Cross-Curricular Service Learning

Professors across the disciplines are encouraged to integrate service into their curriculum these days. You might think these kinds of service projects would fit best with political or social science courses, but educators in just about all fields have found great success.

Jill Dolan, Professor of English and Theater in the Lewis Center for the Arts at Princeton, doesn’t need convincing about the benefits of integrating civic engagement into classroom work. Dolan has spent more than two decades looking at ways in which theater can serve as an impetus for social change. 

“I see one of the main benefits of theater for civic engagement and working on cultural change as the way it draws people together, live, to consider social issues,” Dolan says. “Political change happens in many ways…but being together in an auditorium, however large or small, creates a current of excitement and interest that can be touch people in often more profound ways.”

Dolan, whose most recent book is titled Utopia in Performance: Finding Hope at the Theatre, says theatrical pieces for social change have also been known to generate millions of dollars in fund-raising efforts. Benefits for “The Vagina Monologues,” for example, have raised more than $50 million for women’s anti-violence groups in the past decade.
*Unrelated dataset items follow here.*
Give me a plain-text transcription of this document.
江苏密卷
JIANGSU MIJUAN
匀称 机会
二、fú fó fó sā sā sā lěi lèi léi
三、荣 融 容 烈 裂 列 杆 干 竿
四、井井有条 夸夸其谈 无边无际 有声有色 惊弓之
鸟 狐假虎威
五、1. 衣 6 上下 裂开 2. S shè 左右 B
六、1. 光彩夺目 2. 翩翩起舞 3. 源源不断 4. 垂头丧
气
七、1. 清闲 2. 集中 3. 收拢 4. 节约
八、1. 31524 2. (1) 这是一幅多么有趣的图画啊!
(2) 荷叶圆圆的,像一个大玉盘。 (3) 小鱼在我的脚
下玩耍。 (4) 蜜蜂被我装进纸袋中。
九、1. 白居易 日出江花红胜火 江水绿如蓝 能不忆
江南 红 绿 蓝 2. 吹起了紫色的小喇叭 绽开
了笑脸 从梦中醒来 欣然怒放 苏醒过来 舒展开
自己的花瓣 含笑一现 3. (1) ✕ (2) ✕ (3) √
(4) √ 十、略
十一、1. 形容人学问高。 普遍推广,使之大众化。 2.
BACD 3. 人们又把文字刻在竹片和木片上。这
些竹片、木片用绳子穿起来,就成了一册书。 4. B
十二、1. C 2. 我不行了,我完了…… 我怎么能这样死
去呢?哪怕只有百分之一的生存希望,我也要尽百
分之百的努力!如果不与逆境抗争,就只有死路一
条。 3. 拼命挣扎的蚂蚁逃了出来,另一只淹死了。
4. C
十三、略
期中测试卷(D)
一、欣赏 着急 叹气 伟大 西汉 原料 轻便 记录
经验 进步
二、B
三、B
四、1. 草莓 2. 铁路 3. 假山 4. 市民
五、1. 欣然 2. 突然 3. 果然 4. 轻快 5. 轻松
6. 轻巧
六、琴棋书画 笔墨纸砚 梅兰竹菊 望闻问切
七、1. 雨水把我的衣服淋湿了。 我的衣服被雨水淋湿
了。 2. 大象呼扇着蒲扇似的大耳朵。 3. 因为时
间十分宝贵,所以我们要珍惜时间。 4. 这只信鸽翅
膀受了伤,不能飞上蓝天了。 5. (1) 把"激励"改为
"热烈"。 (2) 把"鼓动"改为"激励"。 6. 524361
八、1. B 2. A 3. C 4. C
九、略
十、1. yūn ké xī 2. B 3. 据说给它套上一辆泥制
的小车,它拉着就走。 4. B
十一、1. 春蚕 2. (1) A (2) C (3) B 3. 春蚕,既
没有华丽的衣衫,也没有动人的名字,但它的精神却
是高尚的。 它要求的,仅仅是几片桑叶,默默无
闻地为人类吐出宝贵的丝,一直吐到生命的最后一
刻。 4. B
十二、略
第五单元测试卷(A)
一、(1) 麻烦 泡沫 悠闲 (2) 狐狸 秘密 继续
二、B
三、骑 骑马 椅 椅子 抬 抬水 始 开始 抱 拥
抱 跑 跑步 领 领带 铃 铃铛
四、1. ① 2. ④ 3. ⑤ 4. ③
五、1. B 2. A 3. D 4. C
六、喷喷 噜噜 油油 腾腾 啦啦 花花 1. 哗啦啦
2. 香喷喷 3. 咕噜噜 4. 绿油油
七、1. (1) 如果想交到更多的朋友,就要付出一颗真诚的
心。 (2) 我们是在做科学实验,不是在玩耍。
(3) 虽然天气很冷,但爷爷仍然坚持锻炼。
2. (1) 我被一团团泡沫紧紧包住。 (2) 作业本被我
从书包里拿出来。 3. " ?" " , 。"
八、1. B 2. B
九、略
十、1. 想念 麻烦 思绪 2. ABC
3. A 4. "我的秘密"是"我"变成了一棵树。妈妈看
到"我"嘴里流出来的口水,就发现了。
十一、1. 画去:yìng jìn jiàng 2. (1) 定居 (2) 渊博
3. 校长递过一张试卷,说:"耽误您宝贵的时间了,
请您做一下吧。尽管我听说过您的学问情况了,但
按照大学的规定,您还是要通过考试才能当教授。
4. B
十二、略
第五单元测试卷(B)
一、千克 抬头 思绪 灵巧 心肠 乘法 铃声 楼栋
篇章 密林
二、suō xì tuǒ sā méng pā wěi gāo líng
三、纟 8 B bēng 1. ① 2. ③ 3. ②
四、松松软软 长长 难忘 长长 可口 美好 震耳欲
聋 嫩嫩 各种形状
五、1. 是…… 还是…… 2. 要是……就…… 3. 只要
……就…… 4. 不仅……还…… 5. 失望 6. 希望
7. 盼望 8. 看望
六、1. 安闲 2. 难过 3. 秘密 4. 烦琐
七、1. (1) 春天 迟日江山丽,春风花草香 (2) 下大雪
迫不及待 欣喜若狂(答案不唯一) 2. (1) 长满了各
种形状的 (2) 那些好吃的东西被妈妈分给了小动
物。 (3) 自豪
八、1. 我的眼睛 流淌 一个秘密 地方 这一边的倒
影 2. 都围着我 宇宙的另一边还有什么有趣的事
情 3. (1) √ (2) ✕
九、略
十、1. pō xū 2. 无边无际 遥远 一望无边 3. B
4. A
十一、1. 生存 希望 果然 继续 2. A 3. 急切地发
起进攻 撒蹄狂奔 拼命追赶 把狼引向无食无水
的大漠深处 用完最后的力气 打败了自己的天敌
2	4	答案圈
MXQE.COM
“Theater like ‘The Vagina Monologues’…creates a way for performers to embody issues—that lets them experience viscerally another person’s story (or their own),” Dolan says. “For spectators watching…the direct address to the audience asks people to measure their own experience—and in the best possible cases, what they think about these issues—against what they see and hear, and perhaps even moves them to do something.”

“That, for me,” Dolan says, “is the kernel of what theater offers to civic engagement.”

Service Learning for All Ages

We might not see centers for community and civic engagement in high schools or elementary schools, but we can certainly find service learning happening in K-12 classrooms. According a report produced by the Corporation for National and Community Service (CNCS), approximately 24 percent of all public high schools, middle schools, and elementary schools engage in service learning. However, service learning at the high school level is down by nearly 11 percentage points in the past decade, Kawashima-Ginsberg says. She explains that much of this dramatic decline could be attributed to high-stakes testing (teachers don't have as much time to integrate service learning) and budget cuts (volunteer coordinator positions are being cut, which makes it challenging to successfully carry out school-community collaborations).

What does service learning look like at the K-12 level?
  • Students might engage in community improvement projects, or projects collaborating with older community members toward a greater goal.
  • Students might engage in projects exploring issues of tolerance and acceptance (perhaps using a curriculum developed by Teaching Tolerance, a project of the Southern Poverty Law Center).
  • Students might learn about world hunger or clean water and explore ways in which their actions can make and difference and save lives (perhaps using a curriculum developed by Teach UNICEF).
  • High school students might collaborate with community members to bring a curriculum on bullying to the local elementary schools.

If you’re interested in bringing civic engagement programs into your child’s school, visit the Corporation for National and Community Service website, Learn and Serve America, for fresh ideas. And take a look at Tom Ehrlich’s most recent book, Educating for Democracy: Preparing Undergraduates for Responsible Political Engagement, to get a sense of how civic engagement and service learning benefits students, community partners, and humankind as a whole.